Not only did San Antonio cough up the ball more than usual (19 turnovers), those miscues led to 23 points for the Heat.

"The turnovers obviously hurt us," Popovich said. "We can't give them over 20 points off turnovers. They're too good."

And the same can be said for this series with a pivotal Game 5 matchup on the horizon.

But here's a look back at some factors outlined prior to the game, and how they factored into the Heat's victory:

WHAT TO LOOK FOR:  LeBron James has averaged 18 shots per game in this series, but only 3.3 in the first quarter. Considering he's shooting less than 40 percent in the series, don't be surprised if James looks for his offense early and often which would involve getting a lot more shots in the first quarter.

WHAT WE SAW: James got off to his best start of the series with 11 points in the first quarter on 5-for-6 shooting, the kind of start the Heat desperately needed from him as he finished with a game-high 33 points.

MATCHUP TO WATCH:  Tim Duncan vs Udonis Haslem: As much grief as James has received for his 38.9 percent shooting in The Finals, Duncan has actually been even worse (37.2 percent) from the field. A big part of that has been Haslem whose defense against Duncan has been exceptional.

WHAT WE SAW: With Miami electing to start Mike Miller instead of Haslem, Duncan wasn't matched up with Haslem as much as he was in the first three games of The Finals. And it was reflected in Duncan shooting 6-for-10 from the field before finishing with 20 points.

PLAYER TO WATCH:  Gary Neal had 17 points in Games 1 and 2 combined, but dropped 24 once the Spurs returned home for Game 3. San Antonio don't necessarily need another career night from Neal, but they do need him to continue being a difference-maker off the bench.

WHAT WE SAW: Neal saw his first action less than a minute into the game, providing the Spurs with a better matchup against Miami's smaller lineup. But he didn't come close to matching his breakout performance in Game 3.  On Thursday, Neal finished with 13 points while shooting 4-for-7 from the field which included him connecting on three of his four 3-point attempts.

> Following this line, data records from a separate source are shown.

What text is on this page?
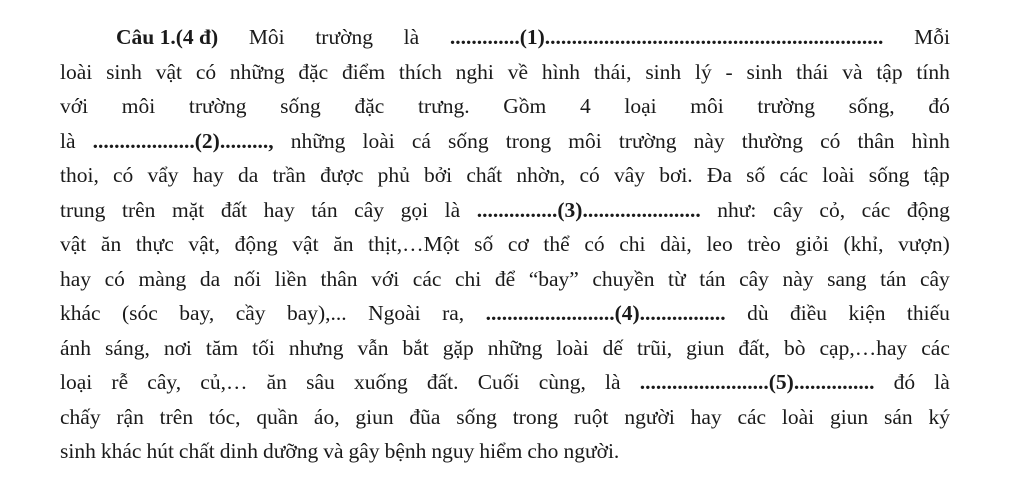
Câu 1.(4 đ) Môi trường là .............(1)............................................................... Mỗi
loài sinh vật có những đặc điểm thích nghi về hình thái, sinh lý - sinh thái và tập tính
với môi trường sống đặc trưng. Gồm 4 loại môi trường sống, đó
là ...................(2)........., những loài cá sống trong môi trường này thường có thân hình
thoi, có vẩy hay da trần được phủ bởi chất nhờn, có vây bơi. Đa số các loài sống tập
trung trên mặt đất hay tán cây gọi là ...............(3)...................... như: cây cỏ, các động
vật ăn thực vật, động vật ăn thịt,…Một số cơ thể có chi dài, leo trèo giỏi (khỉ, vượn)
hay có màng da nối liền thân với các chi để “bay” chuyền từ tán cây này sang tán cây
khác (sóc bay, cầy bay),... Ngoài ra, ........................(4)................ dù điều kiện thiếu
ánh sáng, nơi tăm tối nhưng vẫn bắt gặp những loài dế trũi, giun đất, bò cạp,…hay các
loại rễ cây, củ,… ăn sâu xuống đất. Cuối cùng, là ........................(5)............... đó là
chấy rận trên tóc, quần áo, giun đũa sống trong ruột người hay các loài giun sán ký
sinh khác hút chất dinh dưỡng và gây bệnh nguy hiểm cho người.
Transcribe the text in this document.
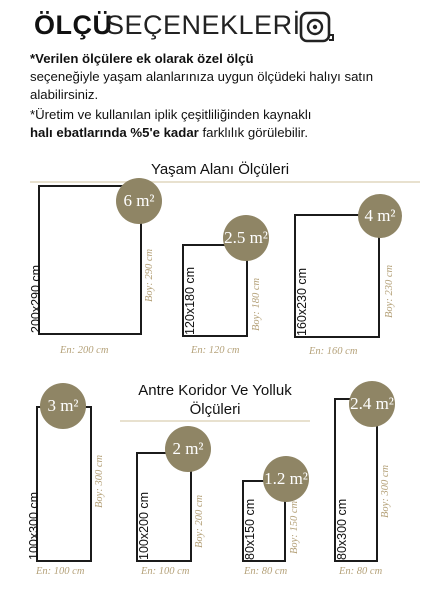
ÖLÇÜ
SEÇENEKLERİ
*Verilen ölçülere ek olarak özel ölçü
seçeneğiyle yaşam alanlarınıza uygun ölçüdeki halıyı satın alabilirsiniz.
*Üretim ve kullanılan iplik çeşitliliğinden kaynaklı
halı ebatlarında %5'e kadar farklılık görülebilir.
Yaşam Alanı Ölçüleri
200x290 cm	Boy: 290 cm
En: 200 cm
6 m²
120x180 cm	Boy: 180 cm
En: 120 cm
2.5 m²
160x230 cm	Boy: 230 cm
En: 160 cm
4 m²
Antre Koridor Ve Yolluk
Ölçüleri
100x300 cm
Boy: 300 cm
En: 100 cm
3 m²
100x200 cm	Boy: 200 cm
En: 100 cm
2 m²
80x150 cm	Boy: 150 cm
En: 80 cm
1.2 m²
80x300 cm
Boy: 300 cm
En: 80 cm
2.4 m²
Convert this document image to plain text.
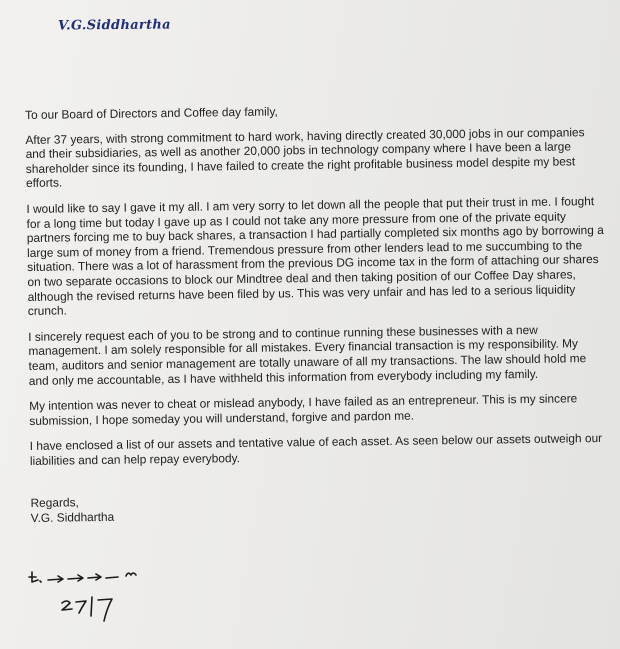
V.G.Siddhartha

To our Board of Directors and Coffee day family,

After 37 years, with strong commitment to hard work, having directly created 30,000 jobs in our companies and their subsidiaries, as well as another 20,000 jobs in technology company where I have been a large shareholder since its founding, I have failed to create the right profitable business model despite my best efforts.

I would like to say I gave it my all. I am very sorry to let down all the people that put their trust in me. I fought for a long time but today I gave up as I could not take any more pressure from one of the private equity partners forcing me to buy back shares, a transaction I had partially completed six months ago by borrowing a large sum of money from a friend. Tremendous pressure from other lenders lead to me succumbing to the situation. There was a lot of harassment from the previous DG income tax in the form of attaching our shares on two separate occasions to block our Mindtree deal and then taking position of our Coffee Day shares, although the revised returns have been filed by us. This was very unfair and has led to a serious liquidity crunch.

I sincerely request each of you to be strong and to continue running these businesses with a new management. I am solely responsible for all mistakes. Every financial transaction is my responsibility. My team, auditors and senior management are totally unaware of all my transactions. The law should hold me and only me accountable, as I have withheld this information from everybody including my family.

My intention was never to cheat or mislead anybody, I have failed as an entrepreneur. This is my sincere submission, I hope someday you will understand, forgive and pardon me.

I have enclosed a list of our assets and tentative value of each asset. As seen below our assets outweigh our liabilities and can help repay everybody.

Regards,
V.G. Siddhartha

STAT TO TRACK: The Heat average more than 24 free-throw attempts per game in the playoffs, but shot just 10 on Tuesday night. Most noteworthy was James, who leads all players in the postseason in free-throw attempts (142). He did not take a single free throw attempt in Game 3. That's going to change - dramatically - in Game 4.

WHAT WE SAW:  Miami didn't exactly live at the free throw line in Game 4, but there was a definite increase in their aggressiveness which led to more free throw attempts. For the game, the Heat was 15-for-17 from the line.